A Japanese economist/friend of mine just returned from China. He broached the subject of a currency revaluation to academics and government officials and received no acknowledgement of any problem with the current peg to the dollar. He recommended that I read Martin Wolf’s 12/8 column in the Financial Times.
Below are a few excerpts from Mr. Wolf’s article, but we recommend a reading of the entire article .
Commenting on the recent speech by the Chinese premier, Mr. Wolf writes:
“Naturally, the Chinese resent the pressure. At the conclusion of a European Union-China summit in Nanjing last week, Wen Jiabao, the Chinese premier, complained about demands for Beijing to allow its currency to appreciate. He protested that “some countries on the one hand want the renminbi to appreciate, but on the other hand engage in brazen trade protectionism against China. This is unfair. Their measures are a restriction on China’s development.” The premier also repeated the traditional mantra: “We will maintain the stability of the renminbi at a reasonable and balanced level.”

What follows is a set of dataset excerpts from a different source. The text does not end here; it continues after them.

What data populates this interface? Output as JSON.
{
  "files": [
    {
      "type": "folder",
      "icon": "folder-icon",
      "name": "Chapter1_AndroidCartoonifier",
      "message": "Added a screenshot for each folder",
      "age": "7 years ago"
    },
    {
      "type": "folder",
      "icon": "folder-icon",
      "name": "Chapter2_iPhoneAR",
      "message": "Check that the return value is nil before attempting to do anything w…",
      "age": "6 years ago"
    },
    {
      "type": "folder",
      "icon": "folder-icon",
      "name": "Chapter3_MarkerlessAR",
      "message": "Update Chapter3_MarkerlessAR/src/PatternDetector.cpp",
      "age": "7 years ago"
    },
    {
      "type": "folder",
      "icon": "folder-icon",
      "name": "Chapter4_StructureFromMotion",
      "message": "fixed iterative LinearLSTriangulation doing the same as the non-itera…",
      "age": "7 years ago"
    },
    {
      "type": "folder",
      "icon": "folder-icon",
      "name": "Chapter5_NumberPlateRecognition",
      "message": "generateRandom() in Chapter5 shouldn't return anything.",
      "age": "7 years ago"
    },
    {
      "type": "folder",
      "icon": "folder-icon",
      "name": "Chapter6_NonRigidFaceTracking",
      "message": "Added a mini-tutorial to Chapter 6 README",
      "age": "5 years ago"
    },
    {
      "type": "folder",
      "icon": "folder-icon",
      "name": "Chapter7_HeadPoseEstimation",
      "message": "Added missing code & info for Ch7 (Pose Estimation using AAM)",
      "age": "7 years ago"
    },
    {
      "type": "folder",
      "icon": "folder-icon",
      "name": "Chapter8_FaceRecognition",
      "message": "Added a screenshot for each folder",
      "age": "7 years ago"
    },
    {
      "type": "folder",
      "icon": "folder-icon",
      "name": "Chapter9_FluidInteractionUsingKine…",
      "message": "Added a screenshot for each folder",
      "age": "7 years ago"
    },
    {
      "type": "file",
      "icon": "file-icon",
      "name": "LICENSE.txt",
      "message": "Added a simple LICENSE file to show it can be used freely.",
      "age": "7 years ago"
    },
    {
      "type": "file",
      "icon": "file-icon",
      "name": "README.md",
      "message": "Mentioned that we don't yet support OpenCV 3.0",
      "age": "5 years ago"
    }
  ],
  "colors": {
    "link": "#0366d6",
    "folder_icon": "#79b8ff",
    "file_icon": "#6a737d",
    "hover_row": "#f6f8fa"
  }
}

“We can make four obvious replies to Mr Wen. First, whatever the Chinese may feel, the degree of protectionism directed at their exports has been astonishingly small, given the depth of the recession. Second, the policy of keeping the exchange rate down is equivalent to an export subsidy and tariff, at a uniform rate – in other words, to protectionism. Third, having accumulated $2,273bn in foreign currency reserves by September, China has kept its exchange rate down, to a degree unmatched in world economic history. Finally, China has, as a result, distorted its own economy and that of the rest of the world. Its real exchange rate is, for example, no higher than in early 1998 and has depreciated by 12 per cent over the past seven months, even though China has the world’s fastest growing economy and largest current account surplus.”
…………“China’s exchange rate regime and structural policies are, indeed, of concern to the world. So, too, are the policies of other significant powers. What would happen if the deficit countries did slash spending relative to incomes while their trading partners were determined to sustain their own excess of output over incomes and export the difference? Answer: a depression. What would happen if deficit countries sustained domestic demand with massive and open-ended fiscal deficits? Answer: a wave of fiscal crises. “
“Neither answer is acceptable; we need co-operative adjustment. Without it, protectionism in deficit countries is inevitable. We are watching a slow-motion train wreck. We must stop it.”
I agree. China’s trading partners need to become much more aggressive in pushing the Chinese on this.